Exhibit - Donald Brooks
 
overview 3 of 3
Julian Tomchin
Textile Designer
(Continued)

There are a lot of the really bad fabrics that don't contribute to making the body look beautiful. That was the time when glamour was the primary word and one of the things that was glamorous was beautifully drawn prints on fine fabric.

When you believed in a designer, you went out of your way for them, whether it was Brooks, Halston or Adolpho. You had to establish a relationship with them. Donald used to invite me to every one of his shows and I would sit in the front row.



There would be an assigned seat for me next to associates like Rubye Hennessy or Nina Hyde. There were other designers at the same time on Seventh Avenue that I worked for but not as strongly or as powerfully as I did with Donald. That's because of Donald's contribution.

A couple of designers on Seventh Ave. found this relationship to be productive and therefore were generous at all levels. They were Stan Herman, Leo Narducci, Sydney Wragge; Donald being number one on the list.

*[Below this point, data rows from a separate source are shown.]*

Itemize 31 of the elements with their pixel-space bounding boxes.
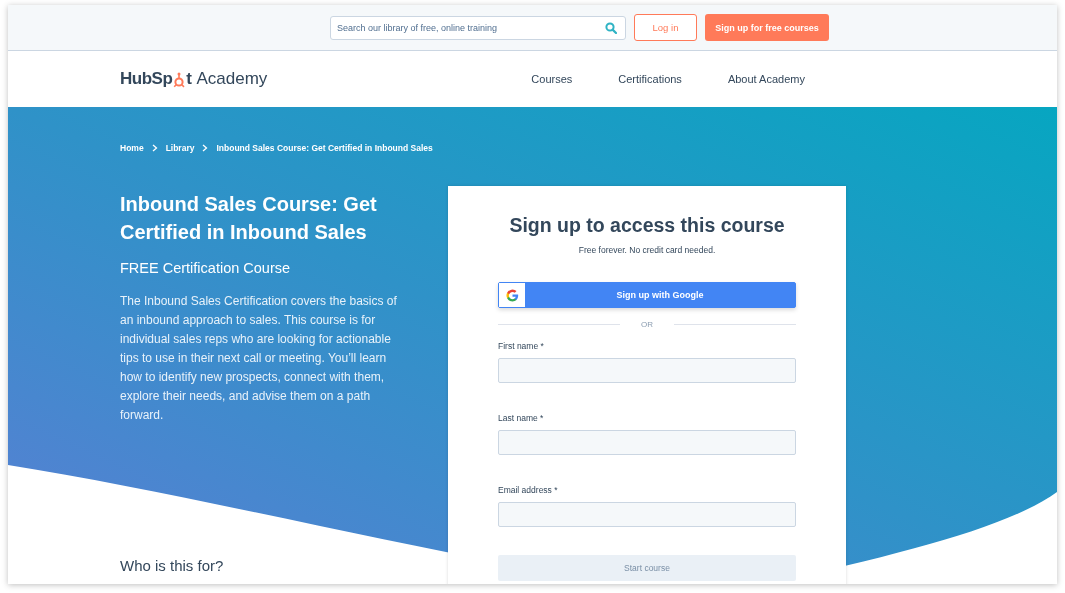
course-title: Inbound Sales Course: Get Certified in Inbound Sales <box>120 192 378 245</box>
course-description: The Inbound Sales Certification covers the basics of an inbound approach to sales. This course is for individual sales reps who are looking for actionable tips to use in their next call or meeting. You’ll learn how to identify new prospects, connect with them, explore their needs, and advise them on a path forward. <box>120 293 398 424</box>
sprocket-icon <box>172 72 187 88</box>
section-heading: Who is this for? <box>120 557 225 574</box>
input-field[interactable] <box>498 430 796 455</box>
nav-link[interactable]: About Academy <box>727 73 805 85</box>
google-signup-button[interactable]: Sign up with Google <box>498 282 796 308</box>
card-title: Sign up to access this course <box>508 214 786 237</box>
course-subtitle: FREE Certification Course <box>120 260 292 276</box>
input-field[interactable] <box>498 502 796 527</box>
google-icon <box>505 288 519 302</box>
signup-button[interactable]: Sign up for free courses <box>705 14 829 41</box>
logo-text[interactable]: HubSp <box>120 69 173 89</box>
field-label: Email address * <box>498 485 559 495</box>
search-icon <box>605 21 617 34</box>
input-field[interactable] <box>498 358 796 383</box>
chevron-icon <box>151 144 158 152</box>
search-field[interactable]: Search our library of free, online training <box>330 15 626 40</box>
breadcrumb-link[interactable]: Home <box>120 143 144 153</box>
nav-link[interactable]: Certifications <box>618 73 682 85</box>
nav-link[interactable]: Courses <box>531 73 573 85</box>
breadcrumb-link[interactable]: Library <box>165 143 195 153</box>
divider-text: OR <box>640 320 654 329</box>
login-button[interactable]: Log in <box>634 14 697 41</box>
card-subtitle: Free forever. No credit card needed. <box>577 245 717 255</box>
logo-text[interactable]: t <box>186 69 192 89</box>
field-label: First name * <box>498 341 545 351</box>
breadcrumb-link[interactable]: Inbound Sales Course: Get Certified in Inbound Sales <box>216 143 433 153</box>
chevron-icon <box>202 144 209 152</box>
field-label: Last name * <box>498 413 545 423</box>
logo-text[interactable]: Academy <box>196 69 268 89</box>
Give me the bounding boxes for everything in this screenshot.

Chester Weinberg and Georgio di Sant' Angelo were others I worked with on a regular basis who were generous in sharing the credits. A magazine once called about credits and said they were having a fight with a designer because he did not want anybody to know that he bought fabric in America and would not use my name.

Donald was the sort of client who among other things trusted [others], so he took me with him wherever he went.

I went out to California and made him something that is used in Star! It's the black and white scene of Julie Andrews wearing a chiffon dress.

He took me with him when he went to Maidenform to do lingerie and I made three things every season he was there.